There are those at interactive agencies that believe they have a brand-new solution to this challenge, specific to websites, that they call "chunking"  (an unappealing -- and unappetizing -- term, to say the least .. .) 

But Direct Marketing has, for about the last 3 or 4 decades, referred to this technique as "nesting short copy within long copy."   And we effectively use this  technique across print ads, direct mailers, web sites, email messages -- yes, virtually anywhere a prospect might turn his or her gaze.  Because it turns out that prospects don't view content differently just because it's a website. 

We know that visitors to a website (as well as readers of magazines, newspapers, direct mailers, and email messages) scan, rather than read line-by-line, word-for-word.  To attract the scanning visitor, you want your content to look easy to get through.  So how can you break things up, so it looks more "friendly"?  Here are 6 ideas -- some purely design-related, and some copy-related:

1.  Box some elements.  Take your special offer, or a key benefit, or a new testimonial from a big name, and physically partition that section off from the rest of your content in a box.  Not only does the box help to emphasize what's in the box, it gives the eye some visual relief by breaking up the page.

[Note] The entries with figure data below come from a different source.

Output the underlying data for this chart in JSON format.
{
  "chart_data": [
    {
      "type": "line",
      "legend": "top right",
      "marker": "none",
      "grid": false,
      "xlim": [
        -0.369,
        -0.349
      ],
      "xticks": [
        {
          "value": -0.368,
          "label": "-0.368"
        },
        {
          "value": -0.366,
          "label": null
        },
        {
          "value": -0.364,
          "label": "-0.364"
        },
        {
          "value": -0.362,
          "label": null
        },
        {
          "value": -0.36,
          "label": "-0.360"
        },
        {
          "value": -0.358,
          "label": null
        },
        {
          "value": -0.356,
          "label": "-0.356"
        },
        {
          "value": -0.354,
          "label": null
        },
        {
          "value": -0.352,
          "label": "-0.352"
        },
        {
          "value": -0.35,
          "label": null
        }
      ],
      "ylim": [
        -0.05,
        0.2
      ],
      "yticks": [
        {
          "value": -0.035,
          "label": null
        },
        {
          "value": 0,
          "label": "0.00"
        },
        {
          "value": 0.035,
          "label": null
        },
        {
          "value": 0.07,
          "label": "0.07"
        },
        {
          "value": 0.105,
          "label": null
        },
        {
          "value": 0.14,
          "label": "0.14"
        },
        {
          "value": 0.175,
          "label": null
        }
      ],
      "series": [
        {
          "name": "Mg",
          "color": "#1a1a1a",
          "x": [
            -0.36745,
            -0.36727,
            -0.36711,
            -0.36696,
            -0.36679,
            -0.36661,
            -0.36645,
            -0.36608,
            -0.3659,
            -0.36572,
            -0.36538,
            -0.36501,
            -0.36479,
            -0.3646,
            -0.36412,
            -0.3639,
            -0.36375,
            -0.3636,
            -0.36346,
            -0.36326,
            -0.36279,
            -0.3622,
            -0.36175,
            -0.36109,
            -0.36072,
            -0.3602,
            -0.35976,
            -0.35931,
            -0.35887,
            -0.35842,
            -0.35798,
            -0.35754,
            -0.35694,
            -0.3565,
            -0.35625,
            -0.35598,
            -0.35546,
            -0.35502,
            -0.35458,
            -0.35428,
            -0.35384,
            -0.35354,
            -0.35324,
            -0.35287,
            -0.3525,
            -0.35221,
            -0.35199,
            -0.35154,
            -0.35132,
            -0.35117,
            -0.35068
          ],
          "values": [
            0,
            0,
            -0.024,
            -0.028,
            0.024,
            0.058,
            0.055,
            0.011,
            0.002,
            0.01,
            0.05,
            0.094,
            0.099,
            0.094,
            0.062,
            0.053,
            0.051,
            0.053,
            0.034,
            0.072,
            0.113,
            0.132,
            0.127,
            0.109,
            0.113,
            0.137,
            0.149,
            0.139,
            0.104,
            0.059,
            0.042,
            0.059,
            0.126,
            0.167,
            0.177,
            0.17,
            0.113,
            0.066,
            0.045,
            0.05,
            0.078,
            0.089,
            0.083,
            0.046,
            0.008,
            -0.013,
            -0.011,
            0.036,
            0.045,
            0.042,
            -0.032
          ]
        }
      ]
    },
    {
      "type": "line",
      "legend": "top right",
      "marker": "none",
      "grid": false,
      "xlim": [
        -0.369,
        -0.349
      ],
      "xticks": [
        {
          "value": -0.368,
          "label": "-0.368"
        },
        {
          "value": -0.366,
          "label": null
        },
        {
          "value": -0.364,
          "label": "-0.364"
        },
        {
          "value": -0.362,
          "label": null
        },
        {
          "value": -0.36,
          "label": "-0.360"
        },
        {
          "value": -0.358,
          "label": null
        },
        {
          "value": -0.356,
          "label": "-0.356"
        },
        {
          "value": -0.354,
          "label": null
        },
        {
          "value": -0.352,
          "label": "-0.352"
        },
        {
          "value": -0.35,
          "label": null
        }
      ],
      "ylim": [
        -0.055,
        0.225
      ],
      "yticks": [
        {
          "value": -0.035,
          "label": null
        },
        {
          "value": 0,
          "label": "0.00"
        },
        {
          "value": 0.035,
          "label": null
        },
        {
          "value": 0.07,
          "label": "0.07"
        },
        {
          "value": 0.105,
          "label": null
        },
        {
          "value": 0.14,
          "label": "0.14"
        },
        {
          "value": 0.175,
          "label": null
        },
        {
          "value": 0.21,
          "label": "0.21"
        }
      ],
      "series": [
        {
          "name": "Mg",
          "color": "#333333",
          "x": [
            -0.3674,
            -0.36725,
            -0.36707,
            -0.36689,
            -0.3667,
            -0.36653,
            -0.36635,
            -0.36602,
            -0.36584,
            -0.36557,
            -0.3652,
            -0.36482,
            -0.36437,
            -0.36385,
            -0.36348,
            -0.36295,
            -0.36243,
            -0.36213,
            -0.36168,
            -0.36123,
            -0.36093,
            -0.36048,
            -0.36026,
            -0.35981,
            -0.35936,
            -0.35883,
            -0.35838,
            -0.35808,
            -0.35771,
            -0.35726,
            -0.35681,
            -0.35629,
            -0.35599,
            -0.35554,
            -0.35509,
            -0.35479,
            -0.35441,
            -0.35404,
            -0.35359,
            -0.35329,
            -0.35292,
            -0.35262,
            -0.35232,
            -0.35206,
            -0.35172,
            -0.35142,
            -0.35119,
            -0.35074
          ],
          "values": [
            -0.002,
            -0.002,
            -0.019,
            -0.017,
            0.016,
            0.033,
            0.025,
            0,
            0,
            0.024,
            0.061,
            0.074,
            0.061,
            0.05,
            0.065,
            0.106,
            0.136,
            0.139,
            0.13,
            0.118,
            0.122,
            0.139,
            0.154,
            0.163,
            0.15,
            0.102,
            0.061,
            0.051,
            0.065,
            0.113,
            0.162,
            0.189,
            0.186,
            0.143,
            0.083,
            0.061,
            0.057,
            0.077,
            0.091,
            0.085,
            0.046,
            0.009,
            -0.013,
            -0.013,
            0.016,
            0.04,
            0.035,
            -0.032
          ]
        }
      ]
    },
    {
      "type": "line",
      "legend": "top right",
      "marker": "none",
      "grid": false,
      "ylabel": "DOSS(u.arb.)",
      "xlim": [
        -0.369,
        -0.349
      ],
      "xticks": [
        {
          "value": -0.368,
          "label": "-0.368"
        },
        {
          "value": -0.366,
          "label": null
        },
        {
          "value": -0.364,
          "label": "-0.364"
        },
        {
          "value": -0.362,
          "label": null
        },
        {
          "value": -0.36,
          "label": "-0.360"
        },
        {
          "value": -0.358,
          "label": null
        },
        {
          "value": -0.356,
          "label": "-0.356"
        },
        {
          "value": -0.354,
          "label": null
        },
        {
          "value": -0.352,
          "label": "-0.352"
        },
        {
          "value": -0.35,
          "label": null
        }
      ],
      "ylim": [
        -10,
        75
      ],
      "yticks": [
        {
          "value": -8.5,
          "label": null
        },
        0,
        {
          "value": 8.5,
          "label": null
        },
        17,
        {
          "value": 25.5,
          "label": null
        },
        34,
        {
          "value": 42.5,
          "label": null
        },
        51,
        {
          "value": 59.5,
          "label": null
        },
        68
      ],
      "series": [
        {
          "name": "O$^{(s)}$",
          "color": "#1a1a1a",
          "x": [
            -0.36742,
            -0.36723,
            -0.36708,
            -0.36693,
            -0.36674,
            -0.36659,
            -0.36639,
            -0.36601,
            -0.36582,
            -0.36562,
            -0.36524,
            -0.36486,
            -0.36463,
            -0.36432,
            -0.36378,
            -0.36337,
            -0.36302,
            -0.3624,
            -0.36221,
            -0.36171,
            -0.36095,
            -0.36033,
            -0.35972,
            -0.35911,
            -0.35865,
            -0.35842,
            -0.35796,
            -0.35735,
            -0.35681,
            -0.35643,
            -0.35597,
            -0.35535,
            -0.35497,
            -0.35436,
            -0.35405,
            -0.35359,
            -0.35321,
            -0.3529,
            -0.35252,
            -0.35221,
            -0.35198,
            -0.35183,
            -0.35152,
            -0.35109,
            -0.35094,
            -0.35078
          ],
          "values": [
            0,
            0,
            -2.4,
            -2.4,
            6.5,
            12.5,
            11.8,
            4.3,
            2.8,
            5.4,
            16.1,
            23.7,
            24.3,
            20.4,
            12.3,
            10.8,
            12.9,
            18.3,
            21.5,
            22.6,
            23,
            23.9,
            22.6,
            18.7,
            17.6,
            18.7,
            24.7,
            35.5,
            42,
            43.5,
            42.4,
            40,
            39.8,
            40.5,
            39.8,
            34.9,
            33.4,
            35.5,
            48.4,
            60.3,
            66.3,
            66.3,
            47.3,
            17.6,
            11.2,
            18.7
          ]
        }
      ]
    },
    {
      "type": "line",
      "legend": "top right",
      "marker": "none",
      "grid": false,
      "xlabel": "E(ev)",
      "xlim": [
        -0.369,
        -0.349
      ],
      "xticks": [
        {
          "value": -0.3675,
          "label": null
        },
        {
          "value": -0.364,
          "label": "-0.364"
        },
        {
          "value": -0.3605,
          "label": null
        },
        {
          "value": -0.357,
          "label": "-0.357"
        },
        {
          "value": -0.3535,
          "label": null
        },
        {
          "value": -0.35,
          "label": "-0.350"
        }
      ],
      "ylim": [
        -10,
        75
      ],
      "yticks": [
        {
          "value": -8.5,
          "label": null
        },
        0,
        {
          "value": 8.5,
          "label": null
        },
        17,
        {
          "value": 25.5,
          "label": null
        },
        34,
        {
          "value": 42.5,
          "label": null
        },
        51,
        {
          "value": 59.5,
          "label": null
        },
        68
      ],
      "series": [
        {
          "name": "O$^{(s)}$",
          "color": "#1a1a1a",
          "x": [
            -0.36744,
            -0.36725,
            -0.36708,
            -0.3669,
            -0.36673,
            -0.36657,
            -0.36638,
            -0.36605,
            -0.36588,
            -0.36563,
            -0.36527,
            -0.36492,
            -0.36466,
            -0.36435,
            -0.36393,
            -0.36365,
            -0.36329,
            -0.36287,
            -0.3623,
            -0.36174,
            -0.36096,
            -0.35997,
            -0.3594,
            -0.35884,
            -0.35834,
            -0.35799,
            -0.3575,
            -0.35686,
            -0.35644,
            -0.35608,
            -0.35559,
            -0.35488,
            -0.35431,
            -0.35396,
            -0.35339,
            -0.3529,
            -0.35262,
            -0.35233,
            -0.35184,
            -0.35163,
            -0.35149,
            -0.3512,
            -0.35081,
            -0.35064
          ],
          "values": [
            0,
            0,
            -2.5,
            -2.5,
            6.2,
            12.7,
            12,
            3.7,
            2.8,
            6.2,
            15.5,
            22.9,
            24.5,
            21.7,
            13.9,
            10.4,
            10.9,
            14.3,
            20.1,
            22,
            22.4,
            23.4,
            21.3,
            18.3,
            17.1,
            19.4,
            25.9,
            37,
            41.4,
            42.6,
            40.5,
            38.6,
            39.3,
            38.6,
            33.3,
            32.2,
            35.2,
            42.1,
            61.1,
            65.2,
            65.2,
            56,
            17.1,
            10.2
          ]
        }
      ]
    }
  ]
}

2.  Use horizontal or vertical lines to further break up your page.  If you're not making use of the right column for special offers, your unique engagement elements, a feature on your newest products, or your latest tesitmonial, consider adding a right column area.   Consider creating a "main stage" area at the top of each page that is visualy set off from the bottom of the page. 

3.  Consider the use of "pull quotes" -- pulling some key points out of your copy and emphasizing them, by repeating those words larger than the rest of the content, in an area within the content.

4. Re-organize your content into Question-and-Answer (a la FAQs).  Visitors may read an entire page of question-and-answer and not realize they've read an entire page of copy.  When you rewrite your content in a question-and-answer format, it tends to help you write in a more convesational format -- exactly the way someone would really ask and answer the question.  And conversational writing is always easier to read.

5.  Break up your paragraphs -- use bullet points to emphasize key elements of your content to the scanning reader.  Make some paragraphs short -- a one sentence paragraph can really emphasize a key point.

6.  Break up long pages into several pages, when multiple topics are discussed on the long page.